In a family offense proceeding pursuant to Family Court Act article 8, Gerard P. Gray appeals from an order of protection of the Supreme Court, Kings County (Morgenstern, J.), dated January 16, 2008, which, after a hearing, inter alia, directed him to stay away from the petitioner until January 15, 2013.

ORDERED that the order of protection is affirmed, without costs or disbursements.

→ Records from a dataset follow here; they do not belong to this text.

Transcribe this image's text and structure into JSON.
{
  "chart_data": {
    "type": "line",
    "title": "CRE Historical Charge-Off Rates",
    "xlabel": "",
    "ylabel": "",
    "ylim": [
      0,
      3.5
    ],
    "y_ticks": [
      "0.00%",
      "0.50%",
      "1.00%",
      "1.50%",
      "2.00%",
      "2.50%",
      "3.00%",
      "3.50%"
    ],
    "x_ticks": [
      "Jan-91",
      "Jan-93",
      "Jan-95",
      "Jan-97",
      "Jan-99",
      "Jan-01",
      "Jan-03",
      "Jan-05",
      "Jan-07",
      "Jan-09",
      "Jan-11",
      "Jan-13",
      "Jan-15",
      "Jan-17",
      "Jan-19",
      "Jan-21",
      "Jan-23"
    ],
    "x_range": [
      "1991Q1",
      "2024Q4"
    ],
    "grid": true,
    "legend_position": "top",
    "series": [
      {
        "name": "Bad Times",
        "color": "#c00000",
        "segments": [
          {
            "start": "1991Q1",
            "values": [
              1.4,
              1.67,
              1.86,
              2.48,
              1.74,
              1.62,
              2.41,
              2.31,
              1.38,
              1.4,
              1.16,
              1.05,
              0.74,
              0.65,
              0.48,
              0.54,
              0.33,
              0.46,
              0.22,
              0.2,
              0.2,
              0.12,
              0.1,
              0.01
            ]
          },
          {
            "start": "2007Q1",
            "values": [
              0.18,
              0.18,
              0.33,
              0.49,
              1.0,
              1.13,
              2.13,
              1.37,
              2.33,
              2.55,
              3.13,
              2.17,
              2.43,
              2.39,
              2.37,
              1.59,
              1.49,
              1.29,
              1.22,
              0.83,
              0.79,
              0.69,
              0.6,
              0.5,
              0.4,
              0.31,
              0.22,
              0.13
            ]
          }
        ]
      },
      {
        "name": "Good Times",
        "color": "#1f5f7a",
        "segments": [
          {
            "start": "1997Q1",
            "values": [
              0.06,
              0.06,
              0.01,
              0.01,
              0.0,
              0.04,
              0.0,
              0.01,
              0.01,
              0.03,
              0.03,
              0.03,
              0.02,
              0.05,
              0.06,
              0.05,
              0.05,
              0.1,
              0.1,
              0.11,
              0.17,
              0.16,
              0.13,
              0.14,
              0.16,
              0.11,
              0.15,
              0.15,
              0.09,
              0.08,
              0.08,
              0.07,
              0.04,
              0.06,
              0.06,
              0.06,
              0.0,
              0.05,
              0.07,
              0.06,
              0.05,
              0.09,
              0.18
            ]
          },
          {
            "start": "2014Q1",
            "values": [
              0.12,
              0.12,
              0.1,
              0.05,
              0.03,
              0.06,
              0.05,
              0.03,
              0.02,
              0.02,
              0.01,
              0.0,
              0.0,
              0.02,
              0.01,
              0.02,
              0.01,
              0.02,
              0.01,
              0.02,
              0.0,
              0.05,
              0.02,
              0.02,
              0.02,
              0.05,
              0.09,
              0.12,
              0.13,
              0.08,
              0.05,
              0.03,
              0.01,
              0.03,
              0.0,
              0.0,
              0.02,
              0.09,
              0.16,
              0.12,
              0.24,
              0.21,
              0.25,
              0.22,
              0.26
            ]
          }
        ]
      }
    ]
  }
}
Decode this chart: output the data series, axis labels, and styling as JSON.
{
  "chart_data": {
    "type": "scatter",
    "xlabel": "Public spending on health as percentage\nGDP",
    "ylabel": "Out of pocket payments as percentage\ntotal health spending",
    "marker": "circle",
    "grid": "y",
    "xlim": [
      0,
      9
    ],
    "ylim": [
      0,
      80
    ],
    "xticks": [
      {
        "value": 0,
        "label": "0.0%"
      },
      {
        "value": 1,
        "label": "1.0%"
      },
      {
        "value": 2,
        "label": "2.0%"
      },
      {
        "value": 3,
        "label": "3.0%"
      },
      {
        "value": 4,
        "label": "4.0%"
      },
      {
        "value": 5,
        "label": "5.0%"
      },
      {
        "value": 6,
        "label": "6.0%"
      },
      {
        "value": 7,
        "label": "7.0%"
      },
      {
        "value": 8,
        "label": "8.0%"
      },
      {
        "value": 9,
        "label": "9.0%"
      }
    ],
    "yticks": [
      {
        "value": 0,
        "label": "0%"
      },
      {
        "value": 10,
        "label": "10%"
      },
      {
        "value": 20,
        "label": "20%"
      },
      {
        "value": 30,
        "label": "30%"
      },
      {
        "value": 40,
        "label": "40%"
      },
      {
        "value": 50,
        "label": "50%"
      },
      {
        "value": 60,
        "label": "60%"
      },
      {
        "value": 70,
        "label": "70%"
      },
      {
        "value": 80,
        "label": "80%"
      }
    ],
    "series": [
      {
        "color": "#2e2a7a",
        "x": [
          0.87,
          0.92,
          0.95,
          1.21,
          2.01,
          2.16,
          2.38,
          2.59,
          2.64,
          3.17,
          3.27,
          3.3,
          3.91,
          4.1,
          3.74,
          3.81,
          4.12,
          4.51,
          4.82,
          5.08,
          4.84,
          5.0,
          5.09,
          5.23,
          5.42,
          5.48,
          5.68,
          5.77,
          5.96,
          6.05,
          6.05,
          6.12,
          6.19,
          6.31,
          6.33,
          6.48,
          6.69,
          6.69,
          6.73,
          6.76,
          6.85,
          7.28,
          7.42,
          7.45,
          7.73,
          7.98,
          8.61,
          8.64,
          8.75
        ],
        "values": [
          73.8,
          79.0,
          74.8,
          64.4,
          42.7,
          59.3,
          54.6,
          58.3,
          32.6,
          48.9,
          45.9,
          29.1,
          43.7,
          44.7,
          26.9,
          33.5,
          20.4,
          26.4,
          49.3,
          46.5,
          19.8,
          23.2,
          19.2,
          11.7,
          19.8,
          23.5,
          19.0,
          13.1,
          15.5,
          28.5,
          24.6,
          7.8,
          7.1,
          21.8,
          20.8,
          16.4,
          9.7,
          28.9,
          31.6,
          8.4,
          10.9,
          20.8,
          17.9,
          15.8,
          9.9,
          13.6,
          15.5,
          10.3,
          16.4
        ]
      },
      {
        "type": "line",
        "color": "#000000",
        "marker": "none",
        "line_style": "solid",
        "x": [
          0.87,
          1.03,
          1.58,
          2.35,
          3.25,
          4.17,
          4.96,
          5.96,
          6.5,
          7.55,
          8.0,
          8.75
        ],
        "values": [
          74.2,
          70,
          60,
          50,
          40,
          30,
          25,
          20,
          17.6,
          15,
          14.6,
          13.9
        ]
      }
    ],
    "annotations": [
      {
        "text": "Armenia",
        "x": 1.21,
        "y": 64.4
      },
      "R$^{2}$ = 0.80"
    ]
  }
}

 The determination of whether a family offense was committed is a factual issue to be resolved by the hearing court (see Matter of Hall v. Hall, 45 A.D.3d 842, 845 N.Y.S.2d 745;  Matter of Pastore v. Russo, 38 A.D.3d 556, 832 N.Y.S.2d 577), and that court's determination regarding the credibility of witnesses is entitled to great weight on appeal unless clearly unsupported by the record (see Matter of Hall v. Hall, 45 A.D.3d 842, 845 N.Y.S.2d 745;  Matter of Wallace v. Wallace, 45 A.D.3d 599, 844 N.Y.S.2d 711;  Matter of Dancer v. Robertson, 38 A.D.3d 887, 831 N.Y.S.2d 333;  Matter of Meiling Zhang v. Jinghong Zhu, 36 A.D.3d 704, 826 N.Y.S.2d 581;  Matter of Kraus v. Kraus, 26 A.D.3d 494, 809 N.Y.S.2d 471).   A fair preponderance of the credible evidence did not support the hearing court's determination that the appellant committed the family offense of assault in the third degree (see Family Ct. Act § 812[1];  § 832;  Penal Law § 120.00;   Matter of Ford v. Pitts, 30 A.D.3d 419, 817 N.Y.S.2d 332;  Matter of Strully v. Schwartz, 255 A.D.2d 593, 680 N.Y.S.2d 871).   However, a fair preponderance of the credible evidence adduced at the fact-finding hearing supports the hearing court's finding that the appellant committed the family offenses of harassment in the second degree (see Penal Law § 240.26 [3];  Matter of Fleming v. Fleming, 52 A.D.3d 600, 859 N.Y.S.2d 739;  Matter of Larson v. Gilliam, 49 A.D.3d 650, 852 N.Y.S.2d 808;  Matter of Wallace v. Wallace, 45 A.D.3d 599, 844 N.Y.S.2d 711), attempted assault in the third degree (see Penal Law §§ 110.00, 120.00;  Matter of Wright v. Wright, 4 A.D.3d 683, 684, 772 N.Y.S.2d 740), menacing in the second degree (see Penal Law § 120.14 [2];  Matter of Onuoha v. Onuoha, 28 A.D.3d 563, 813 N.Y.S.2d 506), and menacing in the third degree (see Penal Law § 120.15;   Matter of Sinclair v. Batista-Mall, 50 A.D.3d 1044, 854 N.Y.S.2d 906;  Matter of Mazzola v. Mazzola, 280 A.D.2d 674, 720 N.Y.S.2d 838), warranting the issuance of an order of protection.

The appellant's remaining contentions are either unpreserved for appellate review or not properly before this Court.